Com vários de seus livros traduzidos para o português (e editados no Brasil), é constante a referência a compositores e à música clássica em sua cáustica escrita. Num mundo miserável material e espiritualmente, a música é a única chama capaz de clarear, um pouco, a densa escuridão das trevas cotidiana.
Mas se engana quem achar que Bukowski trata a música clássica como algo sagrado. Ela é apenas um elemento bem-vindo, sobre o qual talvez exista algo mais elevado a se pensar, mas que a ressaca impede de desenvolver. Em Bukowski os grandes compositores são freqüentemente reduzidos à meras caricaturas.
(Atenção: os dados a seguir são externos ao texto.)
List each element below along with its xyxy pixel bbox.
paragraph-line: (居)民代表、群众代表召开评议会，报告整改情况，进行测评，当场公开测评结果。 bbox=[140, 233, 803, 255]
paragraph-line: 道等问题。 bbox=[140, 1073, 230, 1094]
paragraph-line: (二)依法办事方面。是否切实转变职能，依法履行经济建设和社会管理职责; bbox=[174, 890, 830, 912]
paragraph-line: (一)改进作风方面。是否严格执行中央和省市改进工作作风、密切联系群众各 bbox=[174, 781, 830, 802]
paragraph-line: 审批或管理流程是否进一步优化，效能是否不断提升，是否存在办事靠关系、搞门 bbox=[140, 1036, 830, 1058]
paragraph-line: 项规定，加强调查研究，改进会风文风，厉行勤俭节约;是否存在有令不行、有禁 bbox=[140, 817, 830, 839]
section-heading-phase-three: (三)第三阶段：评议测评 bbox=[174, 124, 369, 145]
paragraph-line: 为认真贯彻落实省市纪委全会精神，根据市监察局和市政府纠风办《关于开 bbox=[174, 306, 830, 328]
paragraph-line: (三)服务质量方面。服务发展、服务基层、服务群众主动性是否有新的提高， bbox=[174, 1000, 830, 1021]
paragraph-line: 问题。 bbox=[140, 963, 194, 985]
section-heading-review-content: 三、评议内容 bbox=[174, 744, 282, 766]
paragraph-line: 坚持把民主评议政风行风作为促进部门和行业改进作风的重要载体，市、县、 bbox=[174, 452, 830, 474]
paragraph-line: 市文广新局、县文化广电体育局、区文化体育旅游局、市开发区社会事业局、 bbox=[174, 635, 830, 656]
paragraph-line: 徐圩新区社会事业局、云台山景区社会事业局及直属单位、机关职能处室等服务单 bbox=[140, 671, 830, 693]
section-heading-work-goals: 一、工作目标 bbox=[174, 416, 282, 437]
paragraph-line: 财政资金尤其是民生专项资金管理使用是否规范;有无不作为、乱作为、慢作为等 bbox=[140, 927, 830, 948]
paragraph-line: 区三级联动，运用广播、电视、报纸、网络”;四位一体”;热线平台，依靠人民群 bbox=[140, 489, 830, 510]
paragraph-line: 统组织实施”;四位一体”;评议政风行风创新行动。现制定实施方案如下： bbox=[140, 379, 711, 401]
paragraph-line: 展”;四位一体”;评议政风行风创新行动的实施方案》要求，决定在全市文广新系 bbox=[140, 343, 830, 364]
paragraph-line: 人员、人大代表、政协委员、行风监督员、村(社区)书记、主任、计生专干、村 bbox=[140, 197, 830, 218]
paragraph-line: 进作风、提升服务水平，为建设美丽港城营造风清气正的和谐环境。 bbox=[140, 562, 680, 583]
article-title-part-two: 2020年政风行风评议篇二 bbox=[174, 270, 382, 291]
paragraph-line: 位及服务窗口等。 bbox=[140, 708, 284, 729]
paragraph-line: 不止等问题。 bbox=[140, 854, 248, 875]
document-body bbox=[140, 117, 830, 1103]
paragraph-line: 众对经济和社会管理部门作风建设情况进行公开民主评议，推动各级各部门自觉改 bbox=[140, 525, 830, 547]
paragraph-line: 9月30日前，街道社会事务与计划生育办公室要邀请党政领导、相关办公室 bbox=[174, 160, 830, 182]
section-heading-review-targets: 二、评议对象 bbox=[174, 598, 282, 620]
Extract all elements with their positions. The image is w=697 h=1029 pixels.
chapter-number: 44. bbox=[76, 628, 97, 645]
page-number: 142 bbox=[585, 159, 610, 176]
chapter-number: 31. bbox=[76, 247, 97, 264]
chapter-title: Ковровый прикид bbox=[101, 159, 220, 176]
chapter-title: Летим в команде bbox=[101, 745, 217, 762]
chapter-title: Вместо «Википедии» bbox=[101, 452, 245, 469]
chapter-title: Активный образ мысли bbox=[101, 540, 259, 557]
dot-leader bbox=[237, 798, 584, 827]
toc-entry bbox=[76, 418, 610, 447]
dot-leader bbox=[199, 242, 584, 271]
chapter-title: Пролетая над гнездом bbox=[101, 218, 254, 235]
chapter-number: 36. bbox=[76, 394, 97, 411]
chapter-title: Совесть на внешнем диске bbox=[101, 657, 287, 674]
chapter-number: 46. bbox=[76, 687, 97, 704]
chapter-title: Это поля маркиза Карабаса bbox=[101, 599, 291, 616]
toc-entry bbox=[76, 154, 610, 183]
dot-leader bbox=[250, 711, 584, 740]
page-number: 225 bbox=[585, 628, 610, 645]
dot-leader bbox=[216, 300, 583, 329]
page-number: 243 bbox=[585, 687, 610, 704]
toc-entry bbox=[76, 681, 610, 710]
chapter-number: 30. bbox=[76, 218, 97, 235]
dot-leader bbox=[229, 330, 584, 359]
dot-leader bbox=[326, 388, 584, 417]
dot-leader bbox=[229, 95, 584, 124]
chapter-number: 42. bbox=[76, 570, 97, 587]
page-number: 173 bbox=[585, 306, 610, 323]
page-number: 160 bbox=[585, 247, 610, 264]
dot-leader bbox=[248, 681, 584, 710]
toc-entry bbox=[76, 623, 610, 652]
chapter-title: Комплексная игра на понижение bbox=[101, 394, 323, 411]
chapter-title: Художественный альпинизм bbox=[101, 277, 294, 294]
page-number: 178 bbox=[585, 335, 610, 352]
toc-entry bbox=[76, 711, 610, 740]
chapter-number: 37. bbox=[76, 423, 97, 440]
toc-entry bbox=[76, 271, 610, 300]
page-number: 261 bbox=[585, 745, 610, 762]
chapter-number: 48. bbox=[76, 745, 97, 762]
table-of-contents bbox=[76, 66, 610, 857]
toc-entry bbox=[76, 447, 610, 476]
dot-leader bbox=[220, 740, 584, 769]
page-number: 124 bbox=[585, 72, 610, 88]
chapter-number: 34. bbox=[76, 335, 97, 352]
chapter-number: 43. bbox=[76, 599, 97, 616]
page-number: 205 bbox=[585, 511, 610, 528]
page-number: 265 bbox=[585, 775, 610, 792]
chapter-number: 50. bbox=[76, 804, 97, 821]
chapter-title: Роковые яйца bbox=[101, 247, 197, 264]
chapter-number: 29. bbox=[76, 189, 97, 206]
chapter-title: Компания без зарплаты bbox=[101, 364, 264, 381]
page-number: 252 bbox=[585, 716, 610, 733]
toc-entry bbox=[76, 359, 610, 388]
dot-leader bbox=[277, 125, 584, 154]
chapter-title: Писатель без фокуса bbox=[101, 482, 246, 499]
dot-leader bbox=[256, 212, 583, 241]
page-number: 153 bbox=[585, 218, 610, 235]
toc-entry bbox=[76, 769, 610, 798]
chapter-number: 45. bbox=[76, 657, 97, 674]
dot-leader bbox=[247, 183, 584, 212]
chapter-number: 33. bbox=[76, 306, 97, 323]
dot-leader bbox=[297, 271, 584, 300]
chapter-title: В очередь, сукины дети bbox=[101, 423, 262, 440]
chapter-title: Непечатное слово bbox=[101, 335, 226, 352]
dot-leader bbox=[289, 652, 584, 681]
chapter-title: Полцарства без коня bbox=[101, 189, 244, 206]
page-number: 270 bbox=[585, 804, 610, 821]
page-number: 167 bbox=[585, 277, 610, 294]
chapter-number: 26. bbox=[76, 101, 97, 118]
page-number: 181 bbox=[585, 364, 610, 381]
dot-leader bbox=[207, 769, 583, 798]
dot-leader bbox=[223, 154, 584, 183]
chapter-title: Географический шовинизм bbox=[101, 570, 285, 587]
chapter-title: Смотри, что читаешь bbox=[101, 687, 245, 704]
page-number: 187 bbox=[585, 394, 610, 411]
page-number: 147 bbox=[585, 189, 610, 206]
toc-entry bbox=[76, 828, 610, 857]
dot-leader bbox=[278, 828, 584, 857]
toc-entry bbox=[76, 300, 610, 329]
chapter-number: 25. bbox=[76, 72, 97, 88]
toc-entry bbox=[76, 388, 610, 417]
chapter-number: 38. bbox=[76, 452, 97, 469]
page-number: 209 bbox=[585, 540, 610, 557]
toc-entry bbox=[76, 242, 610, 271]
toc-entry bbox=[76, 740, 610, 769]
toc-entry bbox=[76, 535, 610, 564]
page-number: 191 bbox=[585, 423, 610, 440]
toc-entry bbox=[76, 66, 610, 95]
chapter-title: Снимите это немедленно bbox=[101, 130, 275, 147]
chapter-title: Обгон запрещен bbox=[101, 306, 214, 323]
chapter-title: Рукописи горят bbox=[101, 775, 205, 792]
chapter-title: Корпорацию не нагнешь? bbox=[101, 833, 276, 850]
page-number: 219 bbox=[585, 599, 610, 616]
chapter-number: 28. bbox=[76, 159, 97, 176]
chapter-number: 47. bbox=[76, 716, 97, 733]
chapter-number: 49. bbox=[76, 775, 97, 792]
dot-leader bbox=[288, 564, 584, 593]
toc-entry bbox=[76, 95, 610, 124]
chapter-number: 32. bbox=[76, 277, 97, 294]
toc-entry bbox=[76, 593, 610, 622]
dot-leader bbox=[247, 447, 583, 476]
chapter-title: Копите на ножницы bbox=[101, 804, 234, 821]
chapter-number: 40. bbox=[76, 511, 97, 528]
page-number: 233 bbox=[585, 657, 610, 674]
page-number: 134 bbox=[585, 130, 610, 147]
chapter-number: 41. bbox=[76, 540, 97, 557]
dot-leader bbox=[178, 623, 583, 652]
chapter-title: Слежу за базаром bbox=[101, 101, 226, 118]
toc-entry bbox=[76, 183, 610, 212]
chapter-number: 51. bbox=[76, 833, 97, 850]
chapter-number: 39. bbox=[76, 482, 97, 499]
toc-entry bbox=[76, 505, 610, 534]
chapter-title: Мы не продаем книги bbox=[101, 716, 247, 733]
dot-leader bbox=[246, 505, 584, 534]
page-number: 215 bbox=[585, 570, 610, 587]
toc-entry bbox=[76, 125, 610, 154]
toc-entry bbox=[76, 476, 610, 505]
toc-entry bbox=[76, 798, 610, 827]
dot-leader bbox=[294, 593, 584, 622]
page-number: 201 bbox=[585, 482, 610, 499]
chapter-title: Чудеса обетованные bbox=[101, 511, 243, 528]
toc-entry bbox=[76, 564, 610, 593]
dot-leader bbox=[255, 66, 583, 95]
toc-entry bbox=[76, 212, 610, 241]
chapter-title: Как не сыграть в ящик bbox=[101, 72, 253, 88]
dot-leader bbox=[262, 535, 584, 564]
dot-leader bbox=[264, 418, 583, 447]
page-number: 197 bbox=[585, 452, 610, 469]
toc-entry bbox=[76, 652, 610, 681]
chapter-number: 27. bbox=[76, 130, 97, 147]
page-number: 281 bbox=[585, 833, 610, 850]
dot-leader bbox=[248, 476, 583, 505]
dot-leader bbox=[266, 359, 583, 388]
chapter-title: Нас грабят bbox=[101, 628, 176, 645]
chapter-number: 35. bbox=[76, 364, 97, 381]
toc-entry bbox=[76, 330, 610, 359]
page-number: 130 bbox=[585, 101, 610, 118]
No livro de poemas "The days run away like wild horses over the hills" (Ecco, 1969), Buk faz diversas referências à música e à alguns compositores, em poemas como "a night of Mozart", "to hell with Robert Schumann" e o non-sense (e divertido) "L. Beethoven, half-back", que segue abaixo numa tradução feita especialmente para celebrar o outro lado da outra música. Have fun!
L. Beethoven, half-back*
por Chales Bukowski
(trad. Leonardo Martinelli)
ele apareceu do meio do time;
Ludwig V. Beethoven, bloqueando
o meio de campo. ele estava realmente
estragado. mas ele bebe cerveja
e toca piano a noite toda.
Schiller, seu aloprado, ele
disse. deixe as mulheres em paz.
as mulheres serão sempre as
mesmas. não esquenta, quando você
precisar de uma, ela estará lá.
e Tchaikovsky, ele disse,
tome algumas vitaminas. eu não
ligo que você é uma bicha:
apenas fique longe
de mim. este é o problema
com todos vocês, caras:
vocês são muito
pálidos!
eu tomei um encontrão do G. B. Shaw
e caí perto da linha final;
Beethoven tirou do lance 3 caras,
e quando eu passei
ele disse, eu descolei
duas minas para hoje de noite
não machuque
nada
que você vá precisar
mais tarde...
Eu disparei no campo
cruzando as jardas
como um maluco. B. estava
estudando harmonia, mas
eu duvido se ele consegue
mesmo
fazer isto. ele é apenas
um alemão
gordo e cervejeiro
* Todo o poema está ambientado numa partida de futebol americano. "Half-back" é o nome da posição do jogador que fica na frete dos "fullbacks" e atrás dos "forwards". Poderia ser traduzido como "meio-campo", mas preferi manter o original em inglês.